Enter Kawhi Leonard. The opposite of a preening star, Kawhi hasn't yet been one for theatrics. In timeouts, and off the court, Kawhi is far more Tim Duncan than anyone else, approaching the game with a quiet strength that any Spurs fan can respect. But it's his game that really could bring us back. His defense could, once it adapts, do much to make up for Duncan's declining grasp of the impressionistic. A lineup of Parker-Manu-Leonard-Duncan-Blair could very well turn defensive basketball on its head, in the same way the Heat define this generation's current definition of the optimal defensive team.
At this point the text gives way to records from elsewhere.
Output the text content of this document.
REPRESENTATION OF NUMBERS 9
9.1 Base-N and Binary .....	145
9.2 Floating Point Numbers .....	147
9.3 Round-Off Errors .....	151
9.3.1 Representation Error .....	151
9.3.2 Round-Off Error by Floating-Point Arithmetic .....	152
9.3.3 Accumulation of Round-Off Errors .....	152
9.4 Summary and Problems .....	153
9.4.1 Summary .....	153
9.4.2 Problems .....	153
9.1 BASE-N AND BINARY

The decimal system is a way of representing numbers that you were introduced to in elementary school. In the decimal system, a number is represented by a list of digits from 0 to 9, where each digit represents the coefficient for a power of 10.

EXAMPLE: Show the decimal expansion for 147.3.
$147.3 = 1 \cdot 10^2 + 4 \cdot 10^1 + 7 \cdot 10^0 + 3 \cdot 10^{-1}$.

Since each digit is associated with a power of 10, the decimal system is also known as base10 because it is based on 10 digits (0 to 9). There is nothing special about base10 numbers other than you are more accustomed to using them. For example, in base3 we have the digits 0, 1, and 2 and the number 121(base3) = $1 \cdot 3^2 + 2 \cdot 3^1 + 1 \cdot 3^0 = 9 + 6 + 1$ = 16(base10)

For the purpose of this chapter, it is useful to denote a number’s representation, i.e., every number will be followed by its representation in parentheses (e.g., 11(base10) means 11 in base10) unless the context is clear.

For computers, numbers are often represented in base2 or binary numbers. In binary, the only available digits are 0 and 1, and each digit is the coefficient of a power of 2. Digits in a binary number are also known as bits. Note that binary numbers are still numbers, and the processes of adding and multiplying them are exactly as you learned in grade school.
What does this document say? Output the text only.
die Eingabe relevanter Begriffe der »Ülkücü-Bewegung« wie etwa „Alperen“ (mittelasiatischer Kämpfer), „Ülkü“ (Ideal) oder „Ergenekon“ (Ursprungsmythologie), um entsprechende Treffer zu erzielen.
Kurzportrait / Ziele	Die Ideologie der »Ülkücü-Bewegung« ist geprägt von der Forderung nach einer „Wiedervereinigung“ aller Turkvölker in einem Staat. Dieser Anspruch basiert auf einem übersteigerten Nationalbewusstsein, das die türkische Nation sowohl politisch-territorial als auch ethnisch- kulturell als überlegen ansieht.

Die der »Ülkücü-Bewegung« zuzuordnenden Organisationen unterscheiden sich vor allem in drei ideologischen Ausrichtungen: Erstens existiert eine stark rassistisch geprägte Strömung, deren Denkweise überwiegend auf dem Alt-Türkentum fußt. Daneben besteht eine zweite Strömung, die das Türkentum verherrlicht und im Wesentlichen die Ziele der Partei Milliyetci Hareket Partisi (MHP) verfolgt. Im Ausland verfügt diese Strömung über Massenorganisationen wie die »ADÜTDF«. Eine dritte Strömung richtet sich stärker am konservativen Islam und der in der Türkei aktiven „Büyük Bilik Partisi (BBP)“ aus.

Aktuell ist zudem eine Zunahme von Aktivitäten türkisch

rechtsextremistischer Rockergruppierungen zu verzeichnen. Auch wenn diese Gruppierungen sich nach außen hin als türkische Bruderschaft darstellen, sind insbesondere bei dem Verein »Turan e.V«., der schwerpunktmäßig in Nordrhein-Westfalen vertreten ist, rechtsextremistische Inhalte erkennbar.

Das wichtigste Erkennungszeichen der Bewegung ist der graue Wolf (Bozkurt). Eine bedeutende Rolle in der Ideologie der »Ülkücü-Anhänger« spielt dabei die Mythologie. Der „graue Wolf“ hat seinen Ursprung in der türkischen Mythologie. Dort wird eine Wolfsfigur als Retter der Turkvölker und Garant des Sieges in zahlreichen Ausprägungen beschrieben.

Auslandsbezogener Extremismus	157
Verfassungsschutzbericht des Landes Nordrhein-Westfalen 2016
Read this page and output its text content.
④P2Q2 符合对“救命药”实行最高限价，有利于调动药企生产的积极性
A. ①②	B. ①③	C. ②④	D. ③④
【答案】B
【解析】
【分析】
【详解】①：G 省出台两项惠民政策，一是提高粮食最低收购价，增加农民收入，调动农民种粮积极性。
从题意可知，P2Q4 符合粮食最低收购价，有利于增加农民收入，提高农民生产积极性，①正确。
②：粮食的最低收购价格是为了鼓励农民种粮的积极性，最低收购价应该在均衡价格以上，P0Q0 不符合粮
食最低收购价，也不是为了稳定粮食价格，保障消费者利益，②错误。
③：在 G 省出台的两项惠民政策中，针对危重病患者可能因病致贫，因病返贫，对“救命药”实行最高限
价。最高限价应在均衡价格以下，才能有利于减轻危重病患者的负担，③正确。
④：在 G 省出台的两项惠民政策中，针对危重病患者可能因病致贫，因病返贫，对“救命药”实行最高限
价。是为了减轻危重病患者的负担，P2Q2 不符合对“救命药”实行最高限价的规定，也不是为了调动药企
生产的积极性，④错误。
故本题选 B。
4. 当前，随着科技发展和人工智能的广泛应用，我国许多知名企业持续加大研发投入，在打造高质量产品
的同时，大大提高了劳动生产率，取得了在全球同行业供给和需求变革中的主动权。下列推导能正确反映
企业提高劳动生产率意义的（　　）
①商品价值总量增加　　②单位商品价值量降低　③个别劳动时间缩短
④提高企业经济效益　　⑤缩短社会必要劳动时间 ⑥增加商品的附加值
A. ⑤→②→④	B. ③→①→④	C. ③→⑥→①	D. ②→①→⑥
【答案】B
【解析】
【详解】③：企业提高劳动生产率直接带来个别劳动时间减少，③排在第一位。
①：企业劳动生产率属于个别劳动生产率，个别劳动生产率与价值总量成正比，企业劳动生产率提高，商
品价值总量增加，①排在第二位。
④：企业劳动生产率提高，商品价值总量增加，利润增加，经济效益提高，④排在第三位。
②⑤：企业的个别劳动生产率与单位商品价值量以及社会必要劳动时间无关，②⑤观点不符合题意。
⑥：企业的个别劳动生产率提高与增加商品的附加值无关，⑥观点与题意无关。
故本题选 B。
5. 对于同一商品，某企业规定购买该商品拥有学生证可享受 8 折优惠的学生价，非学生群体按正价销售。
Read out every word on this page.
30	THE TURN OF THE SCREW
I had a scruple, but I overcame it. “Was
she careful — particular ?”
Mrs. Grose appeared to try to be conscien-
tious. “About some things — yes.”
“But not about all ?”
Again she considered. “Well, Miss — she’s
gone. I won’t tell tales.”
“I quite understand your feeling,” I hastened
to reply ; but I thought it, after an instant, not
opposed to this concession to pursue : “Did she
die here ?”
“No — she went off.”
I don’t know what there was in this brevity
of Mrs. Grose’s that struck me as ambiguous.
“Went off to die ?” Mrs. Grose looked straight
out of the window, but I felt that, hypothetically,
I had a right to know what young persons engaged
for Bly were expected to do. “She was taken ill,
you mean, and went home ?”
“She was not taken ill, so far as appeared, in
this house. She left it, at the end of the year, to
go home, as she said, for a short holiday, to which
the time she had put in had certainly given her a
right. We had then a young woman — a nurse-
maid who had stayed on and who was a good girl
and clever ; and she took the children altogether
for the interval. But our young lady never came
If Kawhi's defensive chops are as formidable as they looked in college, of course. The young rook has the potential to jumpstart a movement with the end goal of taking the Spurs back away from the drifting tides of 2009's disappointment, 2010's flicker, and 2011's all-too-early denouement. Away from our "grandfatherly old Spurs" team of recent years and back to the culture we had in our title teams. You know, defined by Tim Duncan's humble roboticism and our utter lack of an identity.
But that's the key. Kawhi represents something new, for the Spurs -- but he's new only by calling out to the old. The first rookie with real star-tier potential since Manu Ginobili laced up. I strongly consider the post-2006 Gerald Wallace a star -- Kawhi's ceiling is just above that. He represents the first real attempt to move forward from the Duncan era, and the first step forward. But in picking up Kawhi, I'm not afraid of the change. I'm excited. Truly. Because of any team in the league, it's just like the Spurs to do it like this. It's just like Buford to pick up a player who brings the Spurs forward by taking the Spurs back. A player whose defensive identity fills in the cracks that Tim's gradually declining defensive game is losing. A player who, at his best, would herald a return to the baroque defensive stylings of the prime Duncan years.
I reiterate -- a player like Kawhi may not be the greatest player in his draft class, but he's the most interesting. The defense is without compare, and with a coach like Pop to mold it, the potential is through the roof. And his rebounding, his athleticism. There's so many questions, and so much to look forward to. I don't know if Kawhi Leonard will do all this by himself. He may be a bust -- perhaps his athleticism fails him, perhaps he's too thin, perhaps his advanced post game won't make up for his lacking shot. But perhaps my intuition is right, and the Spurs rebuild is about to begin on-the-fly. And the evolutionary Gerald Wallace could very well be just the player we needed to bypass the doldrums entirely.
The season starts on Christmas, folks. And I can barely wait.